And here we are …

High school graduation is a funny thing. It’s like someone decided that, come May, a whole group of kids with strikingly different personalities, athletic abilities, intellects, and social skills would one day wake up and know how to handle adulthood. Every year, it’s May. Unless you live in the north, I suppose, and then I guess it’s June. Must take longer for our friends who frolic in the snow to “man up.”

 

Well, it’s here. It’s May. And my first baby is graduating tonight. This is the kid who waited patiently for the better part of a decade for his superpowers to come in. This is the kid who watched YouTube videos on how to fart in class without being caught, and then taught his baby sister the tricks of the trade. This kid, all too recently, called me and said he couldn’t get home because it was too foggy to drive, only to realize that the “fog” disappeared once he defrosted his windshield. It’s times like these that make me hold my breath and wonder why someone picked “May.”

But there are far more times that I know he’s ready. He’s smart. If I want to know something about nutrition or exercise or anything I should’ve picked up in science class or through common sense, I call Tyler.

 

He’s kind. He’s always made sure the new kids were taken care. He doesn’t let people carry something that he can handle easier. He’s prayed with and for his friends, and then he’s carried those burdens home and asked for advice on how to best help out in a million different situations.

 

The kid is the most family-focused person I know. I wanted to skip off to Florida for Thanksgiving a couple of years ago, but Tyler said no “because we’d miss lunch with family.” Tyler never walks past a grandparent he doesn’t hug. He’s going to school nearby so that he can watch his sister and brother grow up.

 

And Tyler knows what he wants to do with his life. He wants to help people live their own best lives. He envisions himself landing in nuclear engineering, mixed with some personal training and perhaps a bit of ministry. I’m not worried about the particulars — they’ll fall into place.

 

I’ve always known that I would miss Tyler terribly once he became independent. And I’ve always known the goal was to get him to independence. It’s a crazy double-edged sword. At every birthday, every holiday, every last day of school, I’d tell myself we were one year closer to, well, tonight. It doesn’t matter how hard you try to hold onto time, though, it still finds a way to slip through your fingers.

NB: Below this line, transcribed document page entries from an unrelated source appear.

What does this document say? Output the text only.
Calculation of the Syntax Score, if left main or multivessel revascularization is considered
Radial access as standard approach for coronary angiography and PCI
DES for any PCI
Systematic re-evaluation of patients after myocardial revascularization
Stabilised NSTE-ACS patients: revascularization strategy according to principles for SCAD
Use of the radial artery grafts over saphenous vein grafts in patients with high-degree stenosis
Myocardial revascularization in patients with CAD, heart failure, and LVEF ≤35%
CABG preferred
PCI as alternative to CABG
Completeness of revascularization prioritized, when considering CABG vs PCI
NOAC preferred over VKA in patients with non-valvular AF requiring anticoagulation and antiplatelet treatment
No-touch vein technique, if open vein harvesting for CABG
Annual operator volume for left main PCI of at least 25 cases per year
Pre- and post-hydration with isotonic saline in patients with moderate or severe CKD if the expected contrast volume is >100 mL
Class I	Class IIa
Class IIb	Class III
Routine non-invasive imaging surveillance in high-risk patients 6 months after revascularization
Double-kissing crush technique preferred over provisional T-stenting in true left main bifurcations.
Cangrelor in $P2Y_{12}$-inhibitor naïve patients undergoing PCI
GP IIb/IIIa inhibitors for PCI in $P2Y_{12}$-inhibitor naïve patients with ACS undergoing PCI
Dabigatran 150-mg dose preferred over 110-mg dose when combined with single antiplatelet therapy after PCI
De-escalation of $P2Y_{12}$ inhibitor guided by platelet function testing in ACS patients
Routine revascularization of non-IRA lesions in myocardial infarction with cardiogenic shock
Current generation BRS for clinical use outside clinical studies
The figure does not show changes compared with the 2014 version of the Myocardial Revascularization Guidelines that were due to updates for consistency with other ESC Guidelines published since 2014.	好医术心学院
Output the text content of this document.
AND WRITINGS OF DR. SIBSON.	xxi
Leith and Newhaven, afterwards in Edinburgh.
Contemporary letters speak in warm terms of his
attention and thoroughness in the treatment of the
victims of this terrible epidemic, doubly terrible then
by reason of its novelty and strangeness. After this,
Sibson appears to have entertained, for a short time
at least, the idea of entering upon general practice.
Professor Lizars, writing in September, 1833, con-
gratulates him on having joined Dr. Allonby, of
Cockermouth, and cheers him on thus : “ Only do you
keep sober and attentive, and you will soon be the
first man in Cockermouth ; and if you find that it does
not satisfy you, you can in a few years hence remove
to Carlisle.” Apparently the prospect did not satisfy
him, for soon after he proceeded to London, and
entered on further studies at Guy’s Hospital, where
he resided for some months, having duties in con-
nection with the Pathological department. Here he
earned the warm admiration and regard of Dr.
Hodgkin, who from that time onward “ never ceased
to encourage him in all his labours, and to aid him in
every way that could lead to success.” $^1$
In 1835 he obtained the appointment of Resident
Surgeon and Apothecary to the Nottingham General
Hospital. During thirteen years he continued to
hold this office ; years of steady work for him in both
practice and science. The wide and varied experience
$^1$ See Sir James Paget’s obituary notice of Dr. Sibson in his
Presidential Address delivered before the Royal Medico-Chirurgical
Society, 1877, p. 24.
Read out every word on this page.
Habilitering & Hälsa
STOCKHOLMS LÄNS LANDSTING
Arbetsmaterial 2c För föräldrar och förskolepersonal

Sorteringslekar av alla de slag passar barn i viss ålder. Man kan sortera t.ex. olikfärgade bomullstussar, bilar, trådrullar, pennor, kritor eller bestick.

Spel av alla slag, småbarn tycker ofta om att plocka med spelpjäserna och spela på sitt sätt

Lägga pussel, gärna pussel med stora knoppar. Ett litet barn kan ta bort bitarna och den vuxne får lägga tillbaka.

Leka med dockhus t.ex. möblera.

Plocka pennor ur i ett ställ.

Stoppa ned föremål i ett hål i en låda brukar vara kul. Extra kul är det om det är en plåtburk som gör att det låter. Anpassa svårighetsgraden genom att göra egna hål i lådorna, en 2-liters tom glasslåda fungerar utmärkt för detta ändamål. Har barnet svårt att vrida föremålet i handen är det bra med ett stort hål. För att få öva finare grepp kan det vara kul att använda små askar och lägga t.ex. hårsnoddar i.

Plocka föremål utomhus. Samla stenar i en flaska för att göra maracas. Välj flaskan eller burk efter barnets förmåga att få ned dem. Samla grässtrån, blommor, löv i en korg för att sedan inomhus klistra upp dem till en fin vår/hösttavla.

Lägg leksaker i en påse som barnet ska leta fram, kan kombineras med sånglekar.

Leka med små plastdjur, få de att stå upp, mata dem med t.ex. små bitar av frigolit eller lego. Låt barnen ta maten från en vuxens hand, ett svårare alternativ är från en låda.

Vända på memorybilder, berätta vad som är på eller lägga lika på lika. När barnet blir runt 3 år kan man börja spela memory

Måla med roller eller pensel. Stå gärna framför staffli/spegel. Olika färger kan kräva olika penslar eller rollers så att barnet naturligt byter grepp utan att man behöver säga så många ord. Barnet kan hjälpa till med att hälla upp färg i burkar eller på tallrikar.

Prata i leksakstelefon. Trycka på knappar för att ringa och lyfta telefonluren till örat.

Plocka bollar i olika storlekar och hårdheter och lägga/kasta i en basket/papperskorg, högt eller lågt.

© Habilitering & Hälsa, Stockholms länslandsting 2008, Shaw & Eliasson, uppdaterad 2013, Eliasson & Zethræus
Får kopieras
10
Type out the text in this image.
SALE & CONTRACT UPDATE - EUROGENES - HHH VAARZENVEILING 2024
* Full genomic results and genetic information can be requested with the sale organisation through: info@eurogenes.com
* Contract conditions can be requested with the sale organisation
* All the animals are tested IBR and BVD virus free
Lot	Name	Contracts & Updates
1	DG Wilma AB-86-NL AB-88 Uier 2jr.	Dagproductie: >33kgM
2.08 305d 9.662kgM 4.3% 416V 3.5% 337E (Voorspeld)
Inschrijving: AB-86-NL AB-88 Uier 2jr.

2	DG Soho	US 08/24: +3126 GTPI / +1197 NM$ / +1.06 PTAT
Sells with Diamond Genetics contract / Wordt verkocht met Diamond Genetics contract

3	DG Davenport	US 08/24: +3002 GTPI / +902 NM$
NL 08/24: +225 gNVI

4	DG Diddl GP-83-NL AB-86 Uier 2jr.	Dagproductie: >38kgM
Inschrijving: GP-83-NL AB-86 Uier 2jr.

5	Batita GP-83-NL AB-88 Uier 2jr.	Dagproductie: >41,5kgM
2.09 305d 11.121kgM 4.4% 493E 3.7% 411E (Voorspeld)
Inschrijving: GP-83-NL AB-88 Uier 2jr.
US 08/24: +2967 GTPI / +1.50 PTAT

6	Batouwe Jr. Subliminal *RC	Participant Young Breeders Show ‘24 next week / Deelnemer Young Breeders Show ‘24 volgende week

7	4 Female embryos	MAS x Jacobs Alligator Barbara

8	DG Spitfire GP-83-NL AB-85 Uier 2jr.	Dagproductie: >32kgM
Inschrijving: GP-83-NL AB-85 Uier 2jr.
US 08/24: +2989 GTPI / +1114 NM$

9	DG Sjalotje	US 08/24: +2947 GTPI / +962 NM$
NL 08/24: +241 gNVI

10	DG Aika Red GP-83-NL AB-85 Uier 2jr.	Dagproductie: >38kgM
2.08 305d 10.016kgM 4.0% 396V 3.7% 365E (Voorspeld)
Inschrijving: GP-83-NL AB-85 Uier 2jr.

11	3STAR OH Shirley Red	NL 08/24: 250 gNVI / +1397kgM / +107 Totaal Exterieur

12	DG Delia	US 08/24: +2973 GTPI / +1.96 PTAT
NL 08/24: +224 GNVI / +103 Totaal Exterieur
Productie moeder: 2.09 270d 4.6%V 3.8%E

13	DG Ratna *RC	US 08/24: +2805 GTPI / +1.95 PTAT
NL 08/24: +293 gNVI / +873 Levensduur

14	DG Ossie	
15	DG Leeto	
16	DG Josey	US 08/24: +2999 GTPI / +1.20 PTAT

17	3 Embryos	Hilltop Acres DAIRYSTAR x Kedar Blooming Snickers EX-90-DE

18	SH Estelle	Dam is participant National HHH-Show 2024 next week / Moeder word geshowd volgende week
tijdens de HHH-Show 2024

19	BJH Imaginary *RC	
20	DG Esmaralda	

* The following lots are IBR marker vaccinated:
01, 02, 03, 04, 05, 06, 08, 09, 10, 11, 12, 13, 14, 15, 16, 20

Tyler is obviously the graduate I’ll miss the most, but he’s far from the only one walking tonight who I’ll miss. I’ll miss the kid who drove over our lawn furniture, then followed it up by knocking out a taillight. I’ll miss the kids who stop by my office at school for snacks and the kid who shows up like clockwork when Xay makes pho. I’m gonna miss the “gamers” who bring their own tvs to my house and drink four gallons of chocolate milk a night. I’m going to miss his football family. I’ll miss the girlfriends — and the girls who are friends. My favorite sound in the whole world is one of my kids laughing with their friends. I’m going to miss the laughter that the class of 2019 has brought into our home and our lives.

When Tyler got hurt in September, a room full of kids packed his hospital room. There was so much laughter in the room that night, the nurse had to ask us to quiet down more than once. What could’ve been an awful memory was turned into an incredible one because kids showed up to spend their Friday night with one of their own who was hurt. The love that these kids showed my son made this momma’s heart burst with joy. Kudos to the moms and dads who raised this bunch.

When Tyler got hurt in November, the evening was much bleaker. Because he had stopped breathing in the hospital, the medical staff had to bag him and give him Narcan to get him back to us. He obviously wasn’t feeling well when they transferred him from the ER to a room that night. And, you know what? Those same kids showed up that night, too. They got him wet rags and held pails as he threw up. They rubbed his back. They brought him pillows. They were much quieter, but they stayed in an attempt to lift his spirits. It was that night, as I watched a room full of teenagers jump in to help out, that I knew these kids had grown up. Even though we hadn’t reached May.

 

They’re going to make it. And I’m going to miss them.

 

 

 

 

2 thoughts on “And here we are …

  1. Love from a very proud Uncle. Grandma Tyler is beaming with pride from above. She sure loved that child.

  2. Well, that turned me into a big crybaby! What an awesome young man he has turned out to be! Great job, mom & dad! 1 down 2 to go!